Dans le premier épisode de la saison 2, Love s’aperçoit qu’il la suit et choisit d’ignorer cette prédation. «Je suis désolé… si j’ai l’air louche», lance Joe. « Non, je veux dire que tu aurais pu, si tu ressemblais à un pervers », lui répond Love. Conscient de ce privilège, Joe l’utilise donc à son avantage. L’habit ne fait pas le moine, Love…

« Joe permet de nous interroger nous-mêmes »

Pour accrocher à une série, il faut d’une manière ou d’une autre s’identifier au personnage. Tout le monde a fait ou a été tenté un jour de faire des recherches en ligne sur quelqu’un. Lorsque Joe commence à se renseigner sur X ou Y, on peut s’identifier à lui (Que celle qui n’a jamais recherché sur Insta la nouvelle nana de son ex me jette la première pierre).
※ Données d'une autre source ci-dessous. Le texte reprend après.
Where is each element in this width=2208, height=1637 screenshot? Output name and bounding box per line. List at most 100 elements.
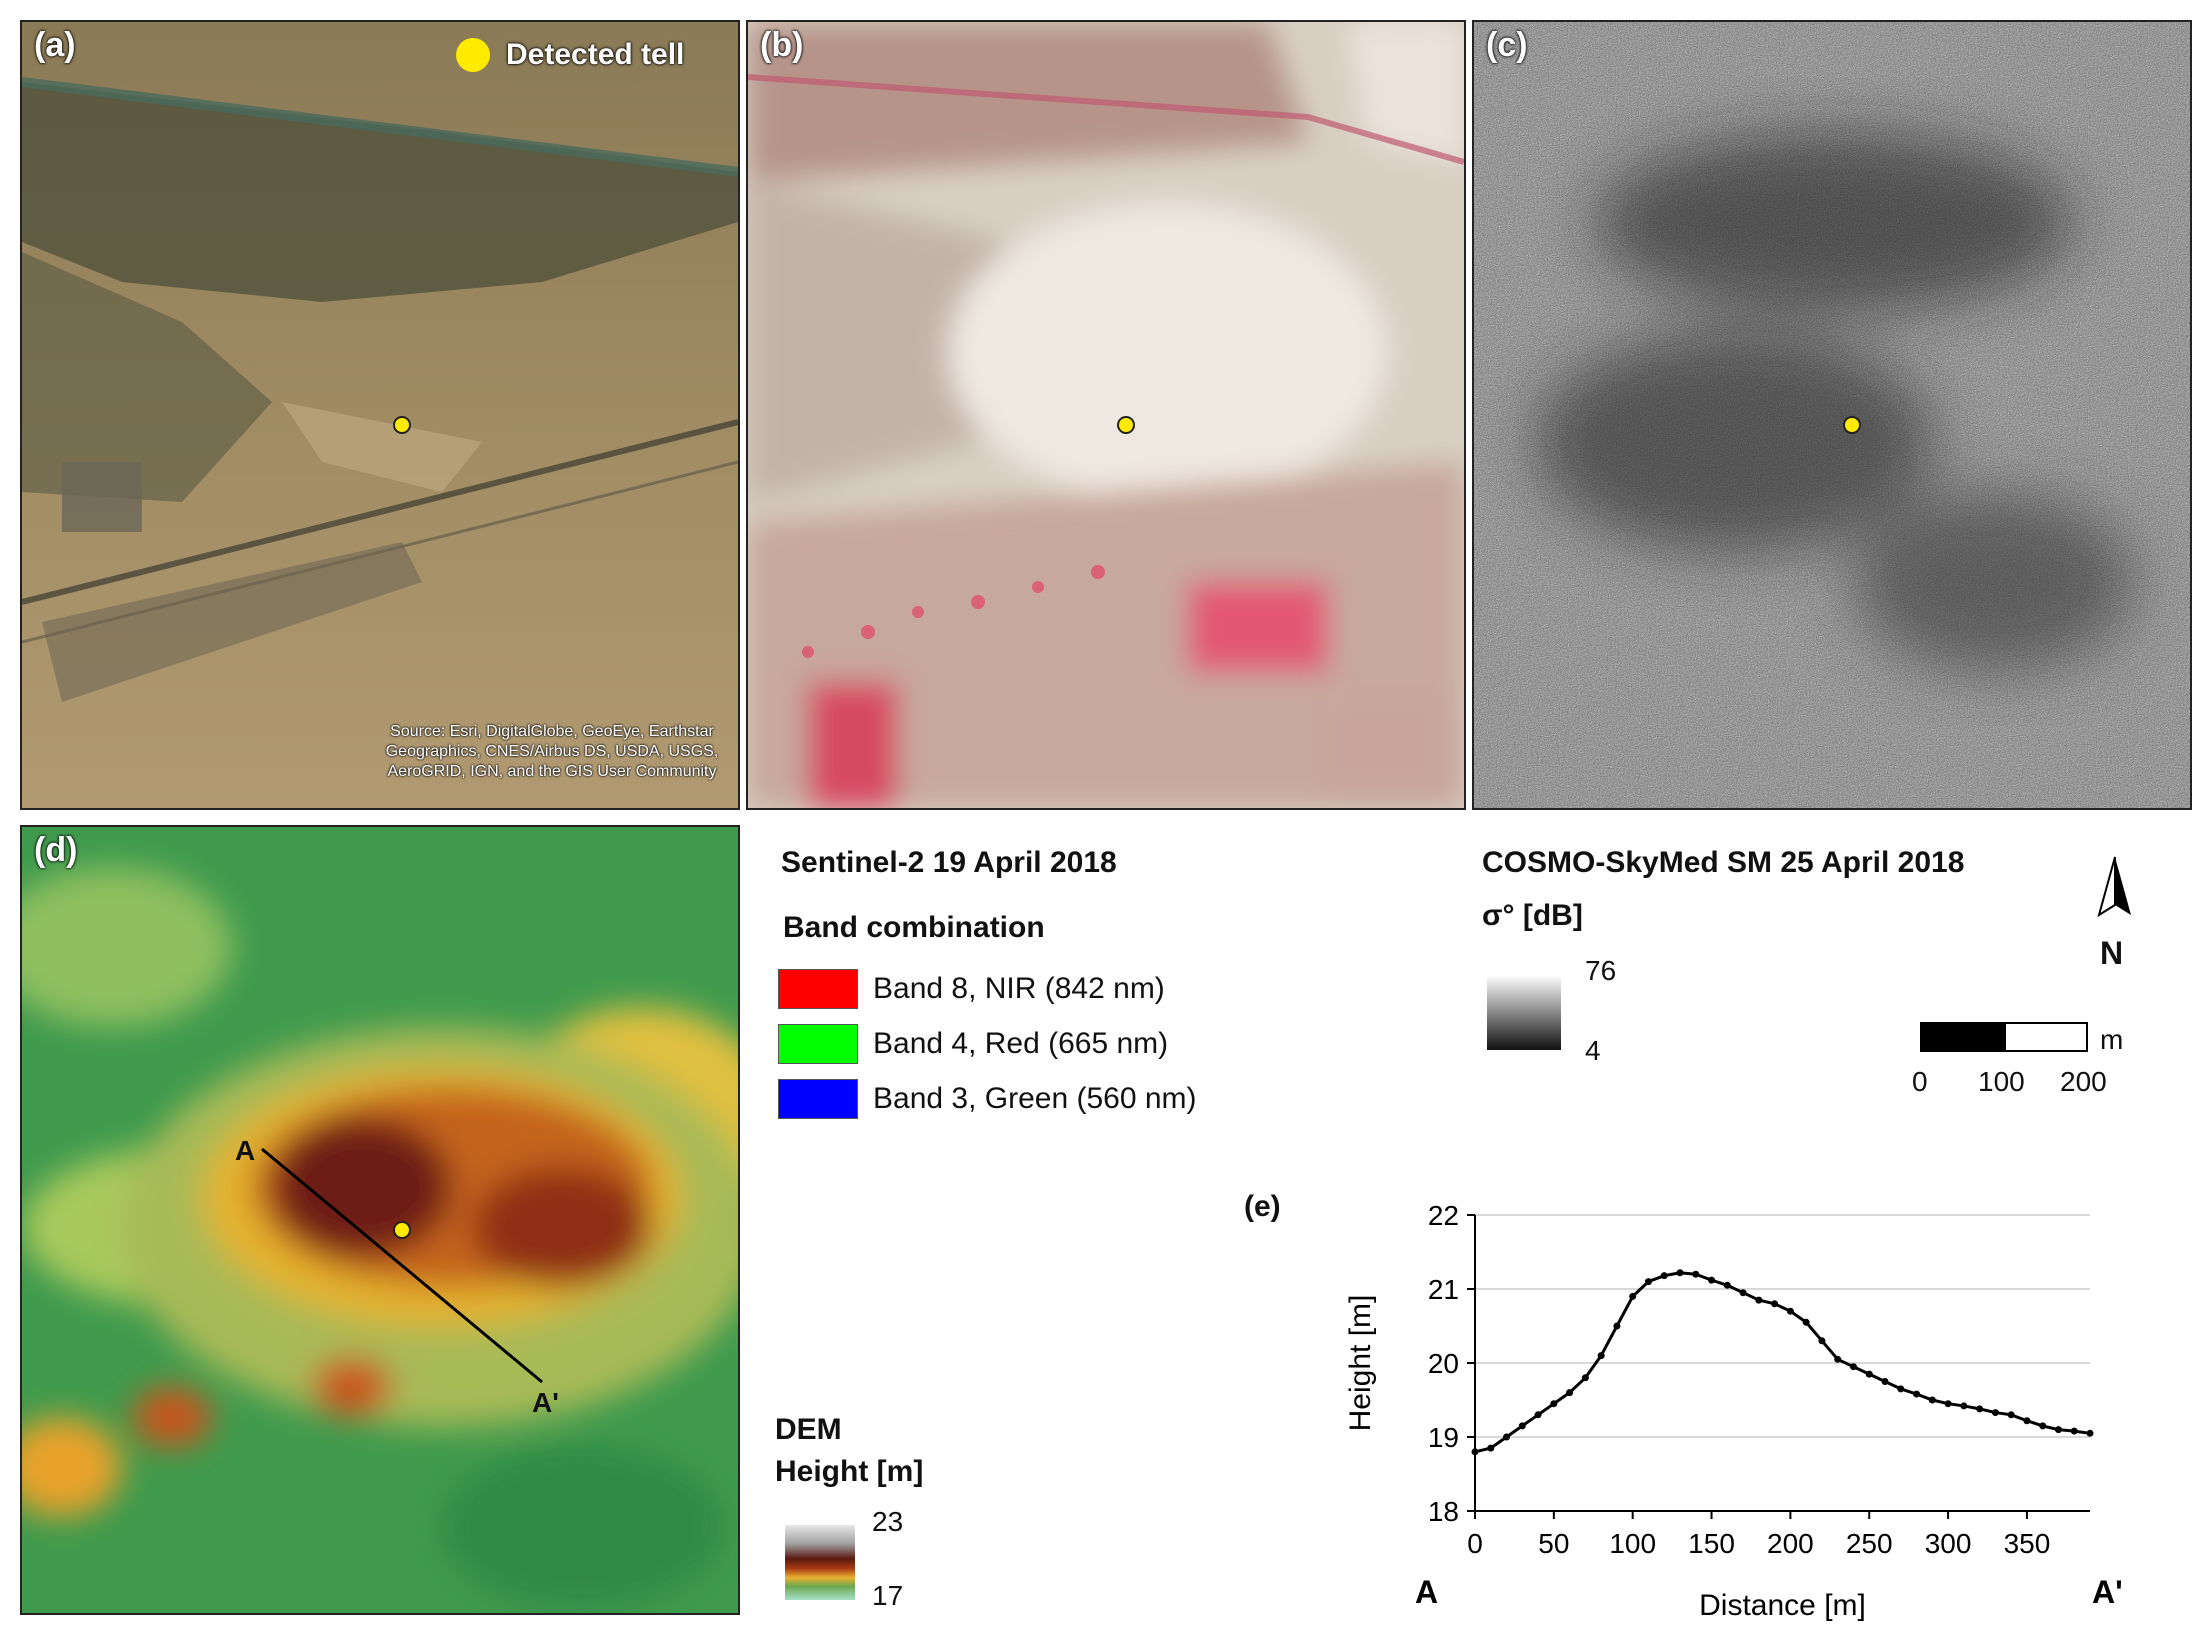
- dem-image: [22, 827, 738, 1613]
- profile-point: [1518, 1422, 1526, 1430]
- x-end-label: A': [2092, 1574, 2123, 1610]
- dem-colorbar: [785, 1525, 855, 1600]
- tell-marker-c: [1843, 416, 1861, 434]
- band3-label: Band 3, Green (560 nm): [873, 1082, 1197, 1115]
- profile-point: [1755, 1296, 1763, 1304]
- band3-swatch: [778, 1079, 858, 1119]
- tell-marker-a: [393, 416, 411, 434]
- profile-point: [1849, 1363, 1857, 1371]
- tell-marker-b: [1117, 416, 1135, 434]
- dem-legend-title: DEM: [775, 1413, 842, 1446]
- sentinel-image: [748, 22, 1464, 808]
- profile-point: [1676, 1269, 1684, 1277]
- profile-point: [1644, 1278, 1652, 1286]
- sar-legend-unit: σ° [dB]: [1482, 899, 1583, 932]
- profile-point: [1581, 1374, 1589, 1382]
- profile-point: [1802, 1318, 1810, 1326]
- north-arrow-icon: [2097, 856, 2131, 918]
- panel-b-sentinel: (b): [746, 20, 1466, 810]
- profile-point: [1708, 1276, 1716, 1284]
- sentinel-legend-title: Sentinel-2 19 April 2018: [781, 846, 1117, 879]
- sar-image: [1474, 22, 2190, 808]
- panel-e-label: (e): [1244, 1190, 1281, 1223]
- profile-point: [1566, 1389, 1574, 1397]
- profile-point: [2007, 1411, 2015, 1419]
- satellite-image: [22, 22, 738, 808]
- profile-point: [1913, 1390, 1921, 1398]
- x-tick-label: 0: [1467, 1528, 1483, 1559]
- profile-point: [1613, 1322, 1621, 1330]
- panel-b-label: (b): [760, 26, 804, 64]
- source-attribution: Source: Esri, DigitalGlobe, GeoEye, Eart…: [385, 723, 719, 780]
- panel-a-label: (a): [34, 26, 76, 64]
- profile-point: [1786, 1307, 1794, 1315]
- profile-point: [1692, 1270, 1700, 1278]
- x-tick-label: 350: [2004, 1528, 2051, 1559]
- profile-point: [2023, 1417, 2031, 1425]
- x-tick-label: 50: [1538, 1528, 1569, 1559]
- detected-tell-legend-label: Detected tell: [506, 38, 685, 71]
- band8-swatch: [778, 969, 858, 1009]
- profile-line: [1474, 1271, 2091, 1454]
- profile-point: [1944, 1400, 1952, 1408]
- profile-point: [1771, 1300, 1779, 1308]
- profile-point: [1881, 1378, 1889, 1385]
- profile-point: [2070, 1427, 2078, 1435]
- profile-point: [2086, 1429, 2094, 1437]
- sar-colorbar: [1487, 975, 1561, 1050]
- profile-point: [1487, 1444, 1495, 1452]
- y-tick-label: 21: [1428, 1274, 1459, 1305]
- x-start-label: A: [1415, 1574, 1438, 1610]
- profile-point: [1597, 1352, 1605, 1360]
- y-tick-label: 18: [1428, 1496, 1459, 1527]
- profile-start-label: A: [235, 1135, 256, 1166]
- x-tick-label: 300: [1925, 1528, 1972, 1559]
- dem-legend-max: 23: [872, 1506, 904, 1537]
- dem-legend-subtitle: Height [m]: [775, 1455, 924, 1488]
- profile-point: [1534, 1411, 1542, 1419]
- x-tick-label: 250: [1846, 1528, 1893, 1559]
- profile-point: [1865, 1370, 1873, 1378]
- panel-c-label: (c): [1486, 26, 1528, 64]
- elevation-profile-chart: 18 19 20 21 22 0 50 100 150 200 250 300 350 Distance …: [1344, 1200, 2123, 1622]
- profile-point: [1976, 1405, 1984, 1413]
- panel-d-dem: (d) A A': [20, 825, 740, 1615]
- profile-end-label: A': [532, 1387, 559, 1418]
- profile-point: [1928, 1396, 1936, 1404]
- profile-point: [1471, 1448, 1479, 1456]
- profile-point: [1550, 1400, 1558, 1408]
- tell-marker-d: [393, 1221, 411, 1239]
- panel-c-sar: (c): [1472, 20, 2192, 810]
- scale-bar-label-200: 200: [2060, 1066, 2107, 1097]
- sar-legend-title: COSMO-SkyMed SM 25 April 2018: [1482, 846, 1965, 879]
- profile-point: [1897, 1385, 1905, 1393]
- panel-a-satellite: (a) Detected tell Source: Esri, DigitalG…: [20, 20, 740, 810]
- profile-point: [1660, 1272, 1668, 1280]
- y-tick-label: 19: [1428, 1422, 1459, 1453]
- y-axis-label: Height [m]: [1344, 1295, 1377, 1432]
- y-tick-label: 22: [1428, 1200, 1459, 1231]
- sar-legend-max: 76: [1585, 955, 1617, 986]
- band4-label: Band 4, Red (665 nm): [873, 1027, 1169, 1060]
- detected-tell-legend-marker: [456, 38, 490, 72]
- x-tick-label: 150: [1688, 1528, 1735, 1559]
- band4-swatch: [778, 1024, 858, 1064]
- scale-bar-label-0: 0: [1912, 1066, 1928, 1097]
- profile-point: [2039, 1422, 2047, 1430]
- sentinel-legend-subtitle: Band combination: [783, 911, 1045, 944]
- profile-point: [1818, 1337, 1826, 1345]
- y-tick-label: 20: [1428, 1348, 1459, 1379]
- profile-point: [1723, 1281, 1731, 1289]
- profile-point: [1991, 1409, 1999, 1417]
- x-tick-label: 200: [1767, 1528, 1814, 1559]
- scale-bar: [1920, 1022, 2088, 1052]
- north-arrow-label: N: [2100, 935, 2124, 971]
- panel-d-label: (d): [34, 831, 78, 869]
- profile-point: [1739, 1289, 1747, 1297]
- scale-bar-label-100: 100: [1978, 1066, 2025, 1097]
- profile-point: [1503, 1433, 1511, 1441]
- dem-legend-min: 17: [872, 1580, 904, 1611]
- profile-point: [2054, 1426, 2062, 1434]
- profile-point: [1960, 1402, 1968, 1410]
- profile-point: [1834, 1355, 1842, 1363]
Sauf que lui, il en fait un peu trop et devient un stalker. 

Soit c’est cathartique, et cela nous permet de nous défouler (dans le fond, je ne vaux pas mieux que lui), soit Joe permet de nous interroger nous-mêmes (dans le fond, je suis un peu comme lui). Et si l’on condamne son comportement, est-ce-que ça veut dire que nous valons mieux que lui ? 

Mais alors, d’où nous vient cette complaisance envers ce psychopathe fictif ? La réponse d’un philosophe : « J’y vois des reflets de notre humanité qui nous poussent à nous interroger sur notre propre tentation du mal ». Je plussoie.

Les cinq premiers épisodes le You – saison 4, sont disponibles depuis le 9 février sur Netflix. Pour les suivants, il faudra attendre le mois de mars. Quant à la cinquième saison, rien n’a encore été ­confirmé par Netflix.